In many doctors’ offices, patients may notice art hanging in the various hallways and rooms that help to brighten the area. NC State’s Student Health Center is no different, though students may notice a particular theme in many of the works of art spread throughout the center. Indeed, many of the works present are cross-stitched images of wolves, and the artist behind them can be found closer than they may think.
Dr. Lynne Wirth, a staff physician at the health center, stitched together each of the wolf-inspired cross stitch designs throughout the health center. Since 2011, Wirth has lent her talents not only as a physician, but also as an artist, to the NC State Student Health Center, making designs inspired by the NC State Wolfpack. Crafting has been a part of Wirth’s life since she was a child, having learned how to cross-stitch some time before high school. Along with cross-stitching, she also sews and knits.

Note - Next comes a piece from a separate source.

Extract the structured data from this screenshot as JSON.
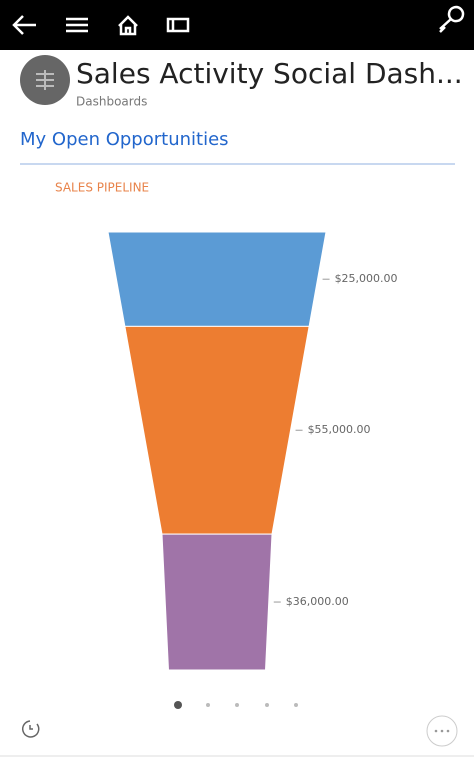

“I come from a crafting family,” Wirth said. “My mom is a quilter and does some cross-stitch, my grandmother was a weaver, and my other grandmother did hardanger, which is a Norwegian needlecraft.”
Wirth fondly refers to cross-stitching as her own form of therapy. Both her home and her on-campus office are filled with many of the portraits she has completed throughout the years.

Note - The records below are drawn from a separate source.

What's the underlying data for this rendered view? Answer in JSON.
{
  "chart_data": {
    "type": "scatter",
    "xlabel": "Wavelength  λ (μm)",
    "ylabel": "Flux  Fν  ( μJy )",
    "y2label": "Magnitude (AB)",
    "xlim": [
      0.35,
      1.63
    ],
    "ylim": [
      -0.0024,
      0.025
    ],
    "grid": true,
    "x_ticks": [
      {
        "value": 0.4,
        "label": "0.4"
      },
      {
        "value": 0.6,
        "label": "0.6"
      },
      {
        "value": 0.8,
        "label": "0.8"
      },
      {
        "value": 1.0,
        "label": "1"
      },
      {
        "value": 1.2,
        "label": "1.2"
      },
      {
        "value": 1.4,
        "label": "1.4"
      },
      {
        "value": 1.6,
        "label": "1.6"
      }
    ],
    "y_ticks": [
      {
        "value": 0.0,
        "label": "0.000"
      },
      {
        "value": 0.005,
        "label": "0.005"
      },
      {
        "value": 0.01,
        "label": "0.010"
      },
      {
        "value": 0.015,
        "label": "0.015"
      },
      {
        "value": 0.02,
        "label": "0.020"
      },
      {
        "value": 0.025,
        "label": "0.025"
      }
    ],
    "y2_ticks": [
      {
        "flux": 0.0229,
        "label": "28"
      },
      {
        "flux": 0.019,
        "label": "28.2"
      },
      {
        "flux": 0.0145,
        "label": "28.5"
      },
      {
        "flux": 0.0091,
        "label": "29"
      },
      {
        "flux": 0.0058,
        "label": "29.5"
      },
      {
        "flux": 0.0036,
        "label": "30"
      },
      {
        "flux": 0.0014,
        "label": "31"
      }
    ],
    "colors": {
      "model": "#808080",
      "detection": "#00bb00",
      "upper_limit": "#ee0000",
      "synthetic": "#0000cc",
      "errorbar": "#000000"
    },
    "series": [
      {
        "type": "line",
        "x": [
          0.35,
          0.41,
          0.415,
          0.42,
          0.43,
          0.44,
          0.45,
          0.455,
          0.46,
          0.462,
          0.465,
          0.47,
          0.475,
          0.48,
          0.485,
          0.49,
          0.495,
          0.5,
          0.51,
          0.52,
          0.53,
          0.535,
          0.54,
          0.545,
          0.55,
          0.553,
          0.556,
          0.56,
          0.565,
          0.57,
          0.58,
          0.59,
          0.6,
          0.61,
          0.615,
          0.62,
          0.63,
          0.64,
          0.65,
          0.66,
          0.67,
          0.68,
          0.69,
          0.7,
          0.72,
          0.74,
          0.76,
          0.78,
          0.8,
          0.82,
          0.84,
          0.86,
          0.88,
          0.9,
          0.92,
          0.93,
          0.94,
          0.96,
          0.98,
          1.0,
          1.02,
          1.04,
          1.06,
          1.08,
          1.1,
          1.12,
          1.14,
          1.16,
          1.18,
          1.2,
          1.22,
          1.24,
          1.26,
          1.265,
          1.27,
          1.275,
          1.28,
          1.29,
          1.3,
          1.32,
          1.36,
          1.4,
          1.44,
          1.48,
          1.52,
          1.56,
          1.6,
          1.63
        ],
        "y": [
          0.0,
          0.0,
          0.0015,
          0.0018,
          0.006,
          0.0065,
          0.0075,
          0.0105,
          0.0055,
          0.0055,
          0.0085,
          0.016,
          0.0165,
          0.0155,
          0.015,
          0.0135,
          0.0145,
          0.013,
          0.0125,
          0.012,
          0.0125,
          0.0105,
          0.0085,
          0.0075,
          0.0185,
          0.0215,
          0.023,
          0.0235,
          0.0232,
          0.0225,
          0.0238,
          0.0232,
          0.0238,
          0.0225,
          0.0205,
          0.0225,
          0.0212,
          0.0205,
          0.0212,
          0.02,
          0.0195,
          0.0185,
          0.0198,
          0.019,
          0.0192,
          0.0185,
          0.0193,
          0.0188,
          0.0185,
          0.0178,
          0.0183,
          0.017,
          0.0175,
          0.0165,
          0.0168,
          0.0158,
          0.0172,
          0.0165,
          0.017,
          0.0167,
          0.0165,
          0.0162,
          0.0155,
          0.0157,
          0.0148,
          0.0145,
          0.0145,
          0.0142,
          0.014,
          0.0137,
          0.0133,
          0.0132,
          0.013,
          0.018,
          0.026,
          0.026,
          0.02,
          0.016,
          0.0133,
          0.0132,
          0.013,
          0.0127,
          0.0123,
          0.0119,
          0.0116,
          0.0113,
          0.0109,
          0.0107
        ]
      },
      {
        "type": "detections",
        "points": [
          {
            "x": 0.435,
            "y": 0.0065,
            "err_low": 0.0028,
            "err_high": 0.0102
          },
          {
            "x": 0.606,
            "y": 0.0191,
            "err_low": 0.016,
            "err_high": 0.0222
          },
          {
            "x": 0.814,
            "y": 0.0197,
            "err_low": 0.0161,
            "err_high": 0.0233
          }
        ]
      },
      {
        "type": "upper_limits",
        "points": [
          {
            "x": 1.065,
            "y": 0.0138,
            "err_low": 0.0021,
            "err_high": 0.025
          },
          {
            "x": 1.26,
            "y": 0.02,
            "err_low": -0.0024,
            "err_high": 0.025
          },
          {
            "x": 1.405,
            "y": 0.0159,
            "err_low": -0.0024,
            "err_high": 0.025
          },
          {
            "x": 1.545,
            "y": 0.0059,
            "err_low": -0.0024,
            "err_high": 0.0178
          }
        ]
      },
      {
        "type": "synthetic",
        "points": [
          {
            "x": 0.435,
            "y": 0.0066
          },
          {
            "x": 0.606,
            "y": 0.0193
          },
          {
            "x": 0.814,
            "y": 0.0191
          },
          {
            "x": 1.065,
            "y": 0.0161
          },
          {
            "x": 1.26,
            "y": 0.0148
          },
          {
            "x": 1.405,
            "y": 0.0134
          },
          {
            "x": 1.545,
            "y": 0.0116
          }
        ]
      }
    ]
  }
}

“It’s a good way to decompress at the end of the day,” Wirth said.
Much of the joy she gets from her work is being able to share it with family and friends. Her series of Wolfpack designs even extend beyond the hallways of the Student Health Center.

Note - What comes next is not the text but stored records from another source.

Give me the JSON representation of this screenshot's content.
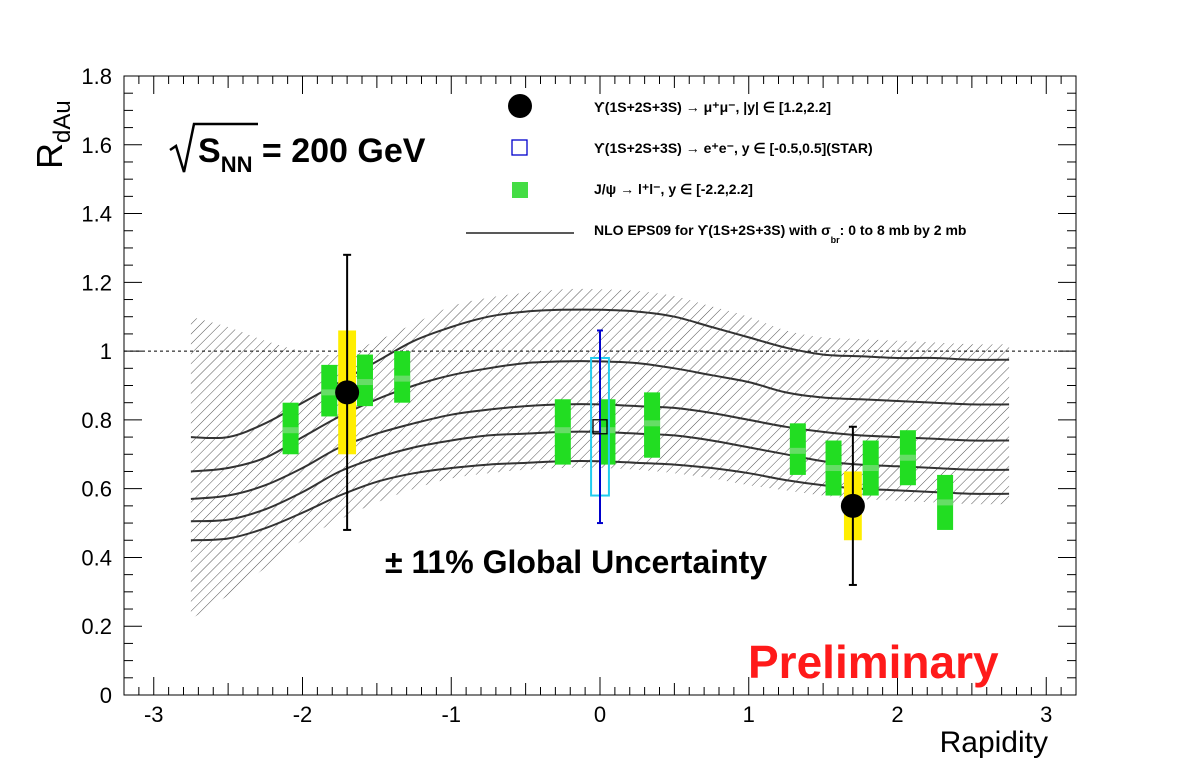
{
  "chart_data": {
    "type": "scatter",
    "ylabel_main": "R",
    "ylabel_sub": "dAu",
    "xlabel": "Rapidity",
    "xlim": [
      -3.2,
      3.2
    ],
    "ylim": [
      0,
      1.8
    ],
    "x_ticks": [
      {
        "value": -3,
        "label": "-3"
      },
      {
        "value": -2,
        "label": "-2"
      },
      {
        "value": -1,
        "label": "-1"
      },
      {
        "value": 0,
        "label": "0"
      },
      {
        "value": 1,
        "label": "1"
      },
      {
        "value": 2,
        "label": "2"
      },
      {
        "value": 3,
        "label": "3"
      }
    ],
    "y_ticks": [
      {
        "value": 0,
        "label": "0"
      },
      {
        "value": 0.2,
        "label": "0.2"
      },
      {
        "value": 0.4,
        "label": "0.4"
      },
      {
        "value": 0.6,
        "label": "0.6"
      },
      {
        "value": 0.8,
        "label": "0.8"
      },
      {
        "value": 1.0,
        "label": "1"
      },
      {
        "value": 1.2,
        "label": "1.2"
      },
      {
        "value": 1.4,
        "label": "1.4"
      },
      {
        "value": 1.6,
        "label": "1.6"
      },
      {
        "value": 1.8,
        "label": "1.8"
      }
    ],
    "reference_line": 1.0,
    "energy_label": {
      "prefix": "S",
      "sub": "NN",
      "suffix": " = 200 GeV"
    },
    "global_uncertainty": "± 11% Global Uncertainty",
    "watermark": "Preliminary",
    "legend": [
      {
        "marker": "filled-circle",
        "text": "ϒ(1S+2S+3S)  → μ⁺μ⁻, |y| ∈ [1.2,2.2]"
      },
      {
        "marker": "open-square",
        "text": "ϒ(1S+2S+3S)  → e⁺e⁻, y ∈ [-0.5,0.5](STAR)"
      },
      {
        "marker": "green-box",
        "text": "J/ψ → l⁺l⁻, y ∈ [-2.2,2.2]"
      },
      {
        "marker": "line",
        "text": "NLO EPS09 for  ϒ(1S+2S+3S) with  σ",
        "sub": "br",
        "suffix": ": 0 to 8 mb by 2 mb"
      }
    ],
    "series": [
      {
        "name": "Upsilon dimuon",
        "color": "#000000",
        "points": [
          {
            "x": -1.7,
            "y": 0.88,
            "stat_low": 0.48,
            "stat_high": 1.28,
            "sys_low": 0.7,
            "sys_high": 1.06,
            "sys_half_width": 0.06
          },
          {
            "x": 1.7,
            "y": 0.55,
            "stat_low": 0.32,
            "stat_high": 0.78,
            "sys_low": 0.45,
            "sys_high": 0.65,
            "sys_half_width": 0.06
          }
        ]
      },
      {
        "name": "Upsilon STAR",
        "color": "#0000cc",
        "points": [
          {
            "x": 0.0,
            "y": 0.78,
            "stat_low": 0.5,
            "stat_high": 1.06,
            "sys_low": 0.58,
            "sys_high": 0.98,
            "sys_half_width": 0.06
          }
        ]
      },
      {
        "name": "J/psi",
        "color": "#22dd22",
        "points": [
          {
            "x": -2.08,
            "y": 0.77,
            "sys_low": 0.7,
            "sys_high": 0.85
          },
          {
            "x": -1.82,
            "y": 0.88,
            "sys_low": 0.81,
            "sys_high": 0.96
          },
          {
            "x": -1.58,
            "y": 0.91,
            "sys_low": 0.84,
            "sys_high": 0.99
          },
          {
            "x": -1.33,
            "y": 0.92,
            "sys_low": 0.85,
            "sys_high": 1.0
          },
          {
            "x": -0.25,
            "y": 0.77,
            "sys_low": 0.67,
            "sys_high": 0.86
          },
          {
            "x": 0.05,
            "y": 0.77,
            "sys_low": 0.67,
            "sys_high": 0.86
          },
          {
            "x": 0.35,
            "y": 0.79,
            "sys_low": 0.69,
            "sys_high": 0.88
          },
          {
            "x": 1.33,
            "y": 0.71,
            "sys_low": 0.64,
            "sys_high": 0.79
          },
          {
            "x": 1.57,
            "y": 0.66,
            "sys_low": 0.58,
            "sys_high": 0.74
          },
          {
            "x": 1.82,
            "y": 0.66,
            "sys_low": 0.58,
            "sys_high": 0.74
          },
          {
            "x": 2.07,
            "y": 0.69,
            "sys_low": 0.61,
            "sys_high": 0.77
          },
          {
            "x": 2.32,
            "y": 0.56,
            "sys_low": 0.48,
            "sys_high": 0.64
          }
        ]
      }
    ],
    "nlo_curves": {
      "x": [
        -2.75,
        -2.5,
        -2.25,
        -2.0,
        -1.75,
        -1.5,
        -1.25,
        -1.0,
        -0.75,
        -0.5,
        -0.25,
        0.0,
        0.25,
        0.5,
        0.75,
        1.0,
        1.25,
        1.5,
        1.75,
        2.0,
        2.25,
        2.5,
        2.75
      ],
      "curves": [
        {
          "sigma_mb": 0,
          "y": [
            0.75,
            0.75,
            0.79,
            0.85,
            0.91,
            0.97,
            1.03,
            1.07,
            1.1,
            1.115,
            1.12,
            1.12,
            1.115,
            1.1,
            1.07,
            1.04,
            1.01,
            0.99,
            0.985,
            0.98,
            0.98,
            0.975,
            0.975
          ]
        },
        {
          "sigma_mb": 2,
          "y": [
            0.65,
            0.66,
            0.69,
            0.75,
            0.81,
            0.86,
            0.9,
            0.93,
            0.95,
            0.965,
            0.97,
            0.97,
            0.965,
            0.95,
            0.93,
            0.91,
            0.88,
            0.865,
            0.86,
            0.855,
            0.85,
            0.845,
            0.845
          ]
        },
        {
          "sigma_mb": 4,
          "y": [
            0.57,
            0.58,
            0.61,
            0.66,
            0.72,
            0.76,
            0.79,
            0.815,
            0.83,
            0.84,
            0.845,
            0.845,
            0.84,
            0.835,
            0.82,
            0.8,
            0.78,
            0.765,
            0.755,
            0.75,
            0.745,
            0.74,
            0.74
          ]
        },
        {
          "sigma_mb": 6,
          "y": [
            0.505,
            0.51,
            0.54,
            0.59,
            0.65,
            0.69,
            0.72,
            0.74,
            0.755,
            0.76,
            0.765,
            0.765,
            0.76,
            0.755,
            0.74,
            0.72,
            0.7,
            0.68,
            0.67,
            0.665,
            0.66,
            0.655,
            0.655
          ]
        },
        {
          "sigma_mb": 8,
          "y": [
            0.45,
            0.455,
            0.485,
            0.53,
            0.58,
            0.62,
            0.645,
            0.66,
            0.67,
            0.675,
            0.68,
            0.68,
            0.675,
            0.67,
            0.66,
            0.645,
            0.625,
            0.61,
            0.6,
            0.595,
            0.59,
            0.585,
            0.585
          ]
        }
      ],
      "band_upper": [
        1.1,
        1.07,
        1.03,
        1.0,
        0.99,
        1.03,
        1.08,
        1.13,
        1.155,
        1.17,
        1.18,
        1.18,
        1.175,
        1.16,
        1.13,
        1.1,
        1.06,
        1.04,
        1.035,
        1.03,
        1.025,
        1.02,
        1.02
      ],
      "band_lower": [
        0.22,
        0.29,
        0.37,
        0.45,
        0.51,
        0.56,
        0.6,
        0.63,
        0.645,
        0.655,
        0.66,
        0.66,
        0.655,
        0.645,
        0.63,
        0.61,
        0.595,
        0.58,
        0.57,
        0.565,
        0.56,
        0.555,
        0.555
      ]
    }
  }
}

“For weddings, or babies or any big life event, I tend to do a piece for that,” Wirth said.
She is currently finishing a wolf-inspired piece for a colleague, and is also starting to work on some pieces for a new baby arriving in her family this upcoming March.
Cross-stitch designs usually come from patterns and templates, and when Wirth joined NC State’s Student Health Center, she scoured the internet for wolf designs to help decorate her office. She discovered that premade wolf patterns are a rare find. She eventually found Dyan Allaire, a cross-stitch artist whose work helped inspire the pieces that Wirth has stitched for the Health Center. Allaire creates the patterns through a computer program that turns photographs into cross-stitch patterns.
Patience is not so much a virtue as it is a requirement for individuals wanting to cross-stitch, with each design sometimes taking up to four or five months to complete. Roughly two inches of work can be completed in the span of one Harry Potter movie, as Wirth discovered when she worked on a piece while her family was gearing up to watch the final movie of the series.
The other physicians and nurses at Student Health have their favorites among Wirth’s creations, and tease each other about how many they have in their hallway and about stealing pieces from each other’s hallways to hang in their own.
Wirth’s colleague and friend, Maureen Hession, who is a nurse practitioner at the Student Health Center, spoke about Wirth’s work.
“It shows the loyalty she has to what she does, and I think the students enjoy seeing her work,” Hession said.
Each of her designs are a labor of love. For many of us who are far from home here at NC State, being sick also means being homesick. Wirth’s cross-stitch wolves make the Student Health Center feel a lot more homey and colorful to each student seeking to utilize its services.